Major retailers are relying on big data to get an unprecedented level of insight into the buying preferences of individual shoppers, allowing them to make precisely targeted offers that increase revenue while helping to build customer loyalty. Police departments across the globe are turning to algorithmic analysis to predict the times and locations where crimes are most likely to occur and then deploying their forces accordingly. The City of Chicago’s data portal allows residents to see both historical trends and real-time data in a range of areas that capture the ebb and flow of life in a major city—including energy usage, crime, performance metrics for transportation, schools and health care, and even the number of potholes
patched in a given period of time. Tools that provide new ways to visualize data collected from social media interactions as well as sensors built into doors, turnstiles, and escalators offer urban planners and city managers graphic representations of the way people move, work, and interact in urban environments, a development that may lead directly to more efficient and livable cities.
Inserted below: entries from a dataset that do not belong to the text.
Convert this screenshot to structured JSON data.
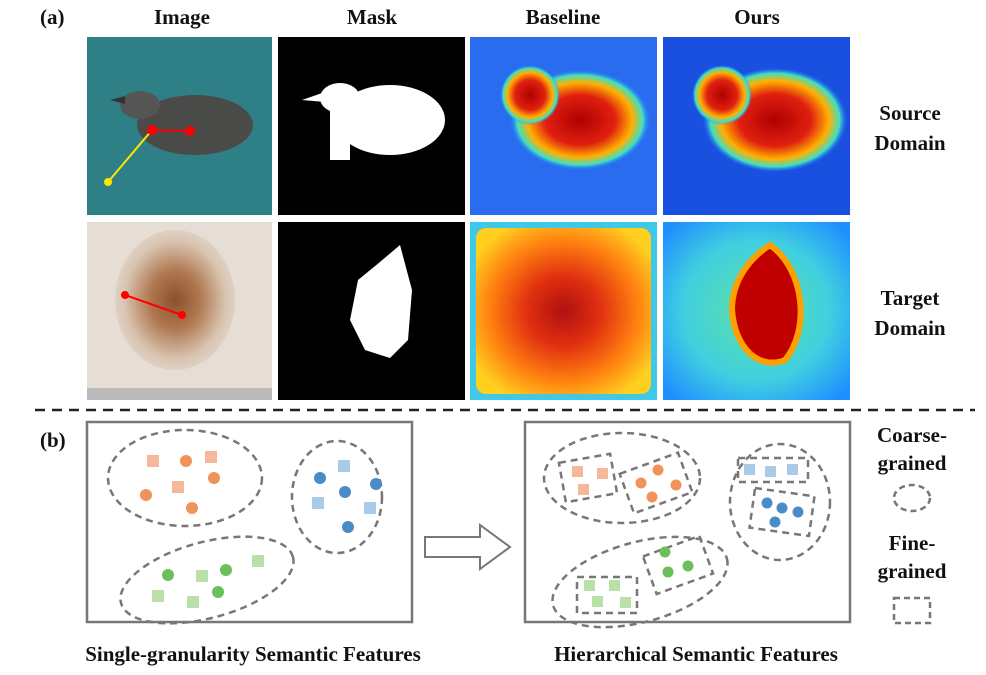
{
  "panel_a": {
    "label": "(a)",
    "columns": [
      "Image",
      "Mask",
      "Baseline",
      "Ours"
    ],
    "rows": [
      {
        "label": [
          "Source",
          "Domain"
        ]
      },
      {
        "label": [
          "Target",
          "Domain"
        ]
      }
    ]
  },
  "panel_b": {
    "label": "(b)",
    "left_caption": "Single-granularity Semantic Features",
    "right_caption": "Hierarchical Semantic Features",
    "legend": [
      {
        "label": [
          "Coarse-",
          "grained"
        ]
      },
      {
        "label": [
          "Fine-",
          "grained"
        ]
      }
    ]
  }
}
There is a potential dark side, however. Target, Inc., provided a far more controversial example of the ways in which vast quantities of extraordinarily detailed customer data can be leveraged. A data scientist working for the company found a complex set of correlations involving the purchase of about twenty-five different health and cosmetic products that were a powerful early predictor of pregnancy. The company’s analysis could even estimate a woman’s due date with a high degree of accuracy. Target began bombarding women with offers for pregnancy-related products at such an early stage that, in some cases, the women had often not yet shared the news with their immediate families. In an article published in early 2012, the
New York Times
reported one case in which the father of a teenage girl actually complained to store management about mail sent to the family’s home—only to find out later that Target, in fact, knew more than he did.
7
Some critics fear that this rather creepy story is only the beginning and that big data will increasingly be used to generate predictions that potentially violate privacy and perhaps even freedom.
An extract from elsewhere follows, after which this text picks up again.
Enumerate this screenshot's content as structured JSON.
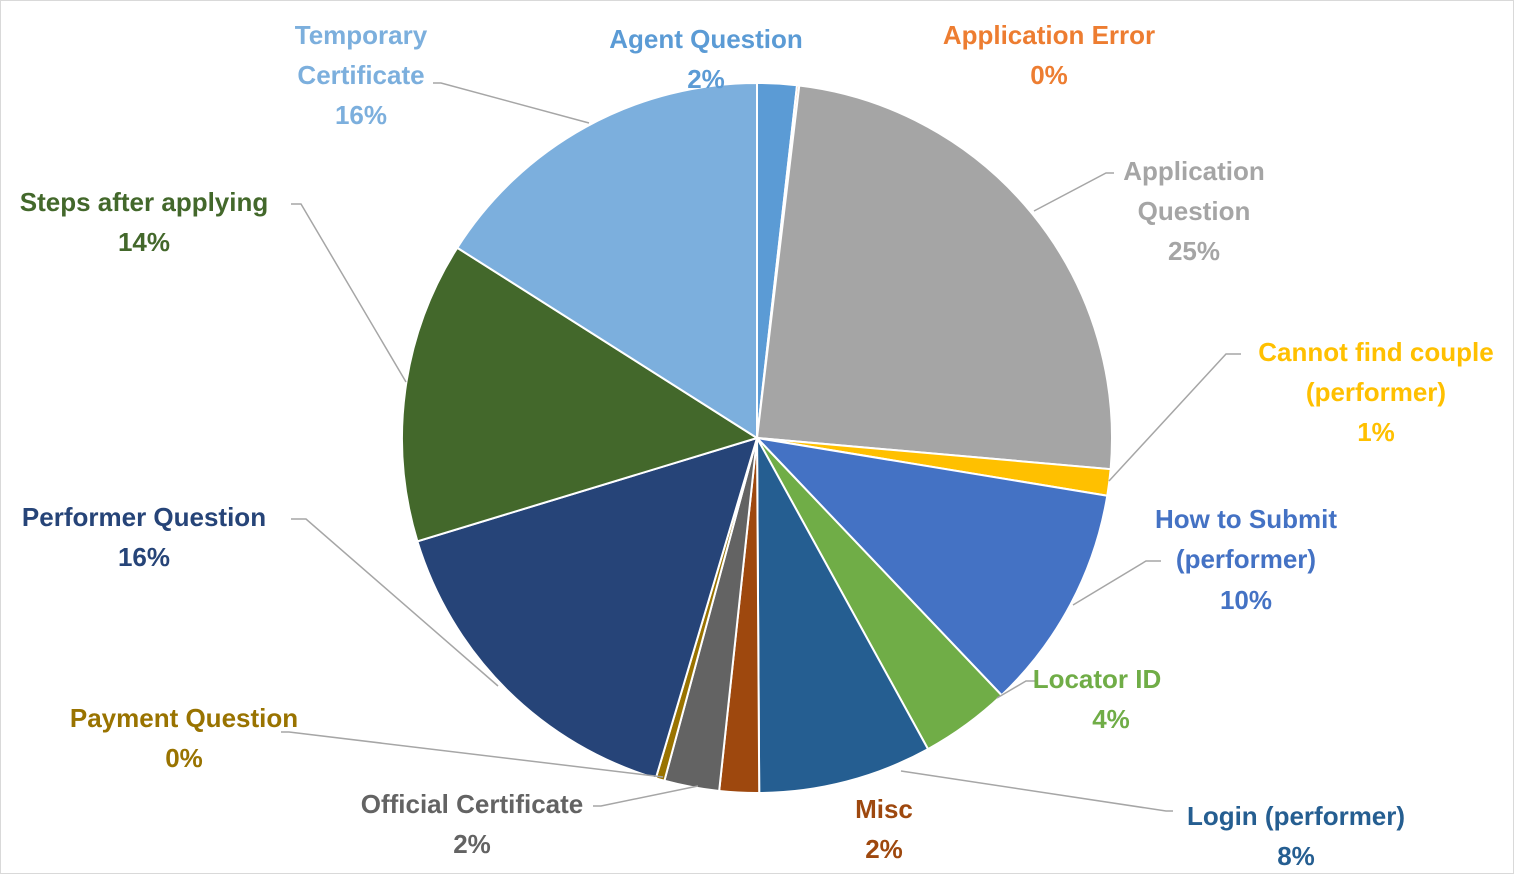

The insights gleaned from big data typically arise entirely from correlation and say nothing about the causes of the phenomenon being studied. An algorithm may find that if A is true, B is likely also true. But it cannot say whether A causes B or vice versa—or if perhaps both A and B are caused by some external factor. In many cases, however, and especially in the realm of business where the ultimate measure of success is profitability and efficiency rather than deep understanding, correlation alone can have extraordinary value. Big data can offer management an unprecedented level of insight
into a wide range of areas: everything from the operation of a single machine to the overall performance of a multinational corporation can potentially be analyzed at a level of detail that would have been impossible previously.